On the way, due to the impact of, on the one hand, the territorial conflict over the Catalan independence demand, which has only been postponed and only after relentless repression, and on the other, the scandal of the former head of state who hastily left Spanish territory to settle in the United Arab Emirates, Spain's international image has fallen to significant levels of degradation. An international report released yesterday which includes the latest update of the Varieties of Democracy (V-Dem) index assesses that Spain has slipped back between four and twelve positions in the world rankings. The recently published annual ranking of The Economist's index also placed Spain in the category of "flawed democracy" for the first time. Reports are appearing and they all point in the same direction: Spain has lost its democratic quality, and its justice and repression are part of the reasons for this.
All the judicial cases are closed, but the link between the Spanish monarchy and corruption has not disappeared at all. A personal problem has been solved and, if it is desired, that return ticket from the United Arab Emirates to Madrid can be issued.
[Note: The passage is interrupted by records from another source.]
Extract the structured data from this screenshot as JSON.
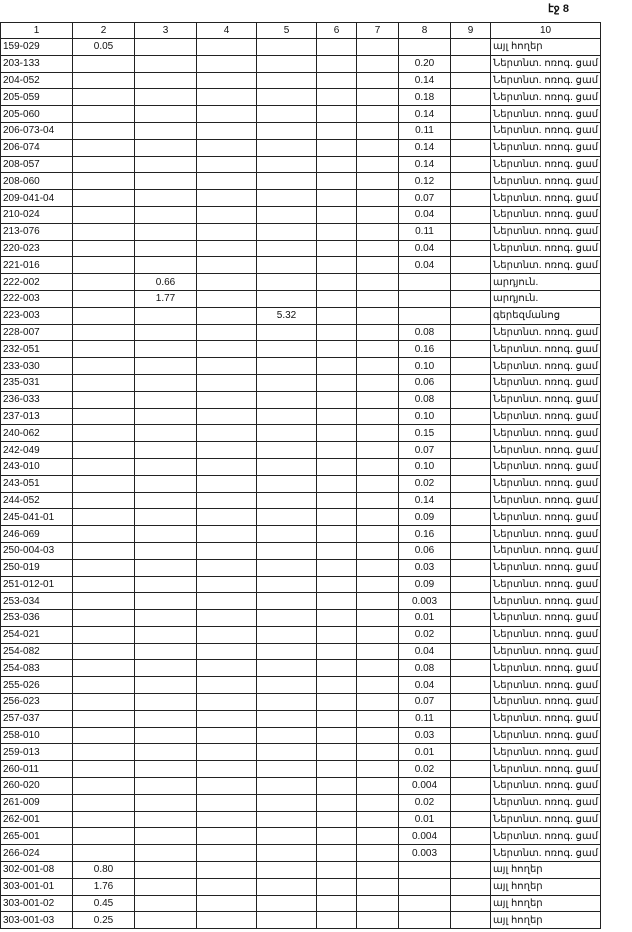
{
  "page_label": "էջ 8",
  "table": {
    "header": [
      "1",
      "2",
      "3",
      "4",
      "5",
      "6",
      "7",
      "8",
      "9",
      "10"
    ],
    "rows": [
      [
        "159-029",
        "0.05",
        null,
        null,
        null,
        null,
        null,
        null,
        null,
        "այլ հողեր"
      ],
      [
        "203-133",
        null,
        null,
        null,
        null,
        null,
        null,
        "0.20",
        null,
        "Ներտնտ. ոռոգ. ցամ"
      ],
      [
        "204-052",
        null,
        null,
        null,
        null,
        null,
        null,
        "0.14",
        null,
        "Ներտնտ. ոռոգ. ցամ"
      ],
      [
        "205-059",
        null,
        null,
        null,
        null,
        null,
        null,
        "0.18",
        null,
        "Ներտնտ. ոռոգ. ցամ"
      ],
      [
        "205-060",
        null,
        null,
        null,
        null,
        null,
        null,
        "0.14",
        null,
        "Ներտնտ. ոռոգ. ցամ"
      ],
      [
        "206-073-04",
        null,
        null,
        null,
        null,
        null,
        null,
        "0.11",
        null,
        "Ներտնտ. ոռոգ. ցամ"
      ],
      [
        "206-074",
        null,
        null,
        null,
        null,
        null,
        null,
        "0.14",
        null,
        "Ներտնտ. ոռոգ. ցամ"
      ],
      [
        "208-057",
        null,
        null,
        null,
        null,
        null,
        null,
        "0.14",
        null,
        "Ներտնտ. ոռոգ. ցամ"
      ],
      [
        "208-060",
        null,
        null,
        null,
        null,
        null,
        null,
        "0.12",
        null,
        "Ներտնտ. ոռոգ. ցամ"
      ],
      [
        "209-041-04",
        null,
        null,
        null,
        null,
        null,
        null,
        "0.07",
        null,
        "Ներտնտ. ոռոգ. ցամ"
      ],
      [
        "210-024",
        null,
        null,
        null,
        null,
        null,
        null,
        "0.04",
        null,
        "Ներտնտ. ոռոգ. ցամ"
      ],
      [
        "213-076",
        null,
        null,
        null,
        null,
        null,
        null,
        "0.11",
        null,
        "Ներտնտ. ոռոգ. ցամ"
      ],
      [
        "220-023",
        null,
        null,
        null,
        null,
        null,
        null,
        "0.04",
        null,
        "Ներտնտ. ոռոգ. ցամ"
      ],
      [
        "221-016",
        null,
        null,
        null,
        null,
        null,
        null,
        "0.04",
        null,
        "Ներտնտ. ոռոգ. ցամ"
      ],
      [
        "222-002",
        null,
        "0.66",
        null,
        null,
        null,
        null,
        null,
        null,
        "արդյուն."
      ],
      [
        "222-003",
        null,
        "1.77",
        null,
        null,
        null,
        null,
        null,
        null,
        "արդյուն."
      ],
      [
        "223-003",
        null,
        null,
        null,
        "5.32",
        null,
        null,
        null,
        null,
        "գերեզմանոց"
      ],
      [
        "228-007",
        null,
        null,
        null,
        null,
        null,
        null,
        "0.08",
        null,
        "Ներտնտ. ոռոգ. ցամ"
      ],
      [
        "232-051",
        null,
        null,
        null,
        null,
        null,
        null,
        "0.16",
        null,
        "Ներտնտ. ոռոգ. ցամ"
      ],
      [
        "233-030",
        null,
        null,
        null,
        null,
        null,
        null,
        "0.10",
        null,
        "Ներտնտ. ոռոգ. ցամ"
      ],
      [
        "235-031",
        null,
        null,
        null,
        null,
        null,
        null,
        "0.06",
        null,
        "Ներտնտ. ոռոգ. ցամ"
      ],
      [
        "236-033",
        null,
        null,
        null,
        null,
        null,
        null,
        "0.08",
        null,
        "Ներտնտ. ոռոգ. ցամ"
      ],
      [
        "237-013",
        null,
        null,
        null,
        null,
        null,
        null,
        "0.10",
        null,
        "Ներտնտ. ոռոգ. ցամ"
      ],
      [
        "240-062",
        null,
        null,
        null,
        null,
        null,
        null,
        "0.15",
        null,
        "Ներտնտ. ոռոգ. ցամ"
      ],
      [
        "242-049",
        null,
        null,
        null,
        null,
        null,
        null,
        "0.07",
        null,
        "Ներտնտ. ոռոգ. ցամ"
      ],
      [
        "243-010",
        null,
        null,
        null,
        null,
        null,
        null,
        "0.10",
        null,
        "Ներտնտ. ոռոգ. ցամ"
      ],
      [
        "243-051",
        null,
        null,
        null,
        null,
        null,
        null,
        "0.02",
        null,
        "Ներտնտ. ոռոգ. ցամ"
      ],
      [
        "244-052",
        null,
        null,
        null,
        null,
        null,
        null,
        "0.14",
        null,
        "Ներտնտ. ոռոգ. ցամ"
      ],
      [
        "245-041-01",
        null,
        null,
        null,
        null,
        null,
        null,
        "0.09",
        null,
        "Ներտնտ. ոռոգ. ցամ"
      ],
      [
        "246-069",
        null,
        null,
        null,
        null,
        null,
        null,
        "0.16",
        null,
        "Ներտնտ. ոռոգ. ցամ"
      ],
      [
        "250-004-03",
        null,
        null,
        null,
        null,
        null,
        null,
        "0.06",
        null,
        "Ներտնտ. ոռոգ. ցամ"
      ],
      [
        "250-019",
        null,
        null,
        null,
        null,
        null,
        null,
        "0.03",
        null,
        "Ներտնտ. ոռոգ. ցամ"
      ],
      [
        "251-012-01",
        null,
        null,
        null,
        null,
        null,
        null,
        "0.09",
        null,
        "Ներտնտ. ոռոգ. ցամ"
      ],
      [
        "253-034",
        null,
        null,
        null,
        null,
        null,
        null,
        "0.003",
        null,
        "Ներտնտ. ոռոգ. ցամ"
      ],
      [
        "253-036",
        null,
        null,
        null,
        null,
        null,
        null,
        "0.01",
        null,
        "Ներտնտ. ոռոգ. ցամ"
      ],
      [
        "254-021",
        null,
        null,
        null,
        null,
        null,
        null,
        "0.02",
        null,
        "Ներտնտ. ոռոգ. ցամ"
      ],
      [
        "254-082",
        null,
        null,
        null,
        null,
        null,
        null,
        "0.04",
        null,
        "Ներտնտ. ոռոգ. ցամ"
      ],
      [
        "254-083",
        null,
        null,
        null,
        null,
        null,
        null,
        "0.08",
        null,
        "Ներտնտ. ոռոգ. ցամ"
      ],
      [
        "255-026",
        null,
        null,
        null,
        null,
        null,
        null,
        "0.04",
        null,
        "Ներտնտ. ոռոգ. ցամ"
      ],
      [
        "256-023",
        null,
        null,
        null,
        null,
        null,
        null,
        "0.07",
        null,
        "Ներտնտ. ոռոգ. ցամ"
      ],
      [
        "257-037",
        null,
        null,
        null,
        null,
        null,
        null,
        "0.11",
        null,
        "Ներտնտ. ոռոգ. ցամ"
      ],
      [
        "258-010",
        null,
        null,
        null,
        null,
        null,
        null,
        "0.03",
        null,
        "Ներտնտ. ոռոգ. ցամ"
      ],
      [
        "259-013",
        null,
        null,
        null,
        null,
        null,
        null,
        "0.01",
        null,
        "Ներտնտ. ոռոգ. ցամ"
      ],
      [
        "260-011",
        null,
        null,
        null,
        null,
        null,
        null,
        "0.02",
        null,
        "Ներտնտ. ոռոգ. ցամ"
      ],
      [
        "260-020",
        null,
        null,
        null,
        null,
        null,
        null,
        "0.004",
        null,
        "Ներտնտ. ոռոգ. ցամ"
      ],
      [
        "261-009",
        null,
        null,
        null,
        null,
        null,
        null,
        "0.02",
        null,
        "Ներտնտ. ոռոգ. ցամ"
      ],
      [
        "262-001",
        null,
        null,
        null,
        null,
        null,
        null,
        "0.01",
        null,
        "Ներտնտ. ոռոգ. ցամ"
      ],
      [
        "265-001",
        null,
        null,
        null,
        null,
        null,
        null,
        "0.004",
        null,
        "Ներտնտ. ոռոգ. ցամ"
      ],
      [
        "266-024",
        null,
        null,
        null,
        null,
        null,
        null,
        "0.003",
        null,
        "Ներտնտ. ոռոգ. ցամ"
      ],
      [
        "302-001-08",
        "0.80",
        null,
        null,
        null,
        null,
        null,
        null,
        null,
        "այլ հողեր"
      ],
      [
        "303-001-01",
        "1.76",
        null,
        null,
        null,
        null,
        null,
        null,
        null,
        "այլ հողեր"
      ],
      [
        "303-001-02",
        "0.45",
        null,
        null,
        null,
        null,
        null,
        null,
        null,
        "այլ հողեր"
      ],
      [
        "303-001-03",
        "0.25",
        null,
        null,
        null,
        null,
        null,
        null,
        null,
        "այլ հողեր"
      ]
    ]
  }
}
But the institutional problem persists as the key issue has not been denied: there was corruption, but Juan Carlos could not be prosecuted due to his capacity as head of state, or the time period for doing so has expired, or it has not been possible to prove it. Too many loose ends to tie up for a monarch who will never be able to cleanse himself of the fact that corruption was part of how he carried out his tasks as king for almost a period of almost four decades that ended up in the scrapheap where all broken toys get thrown.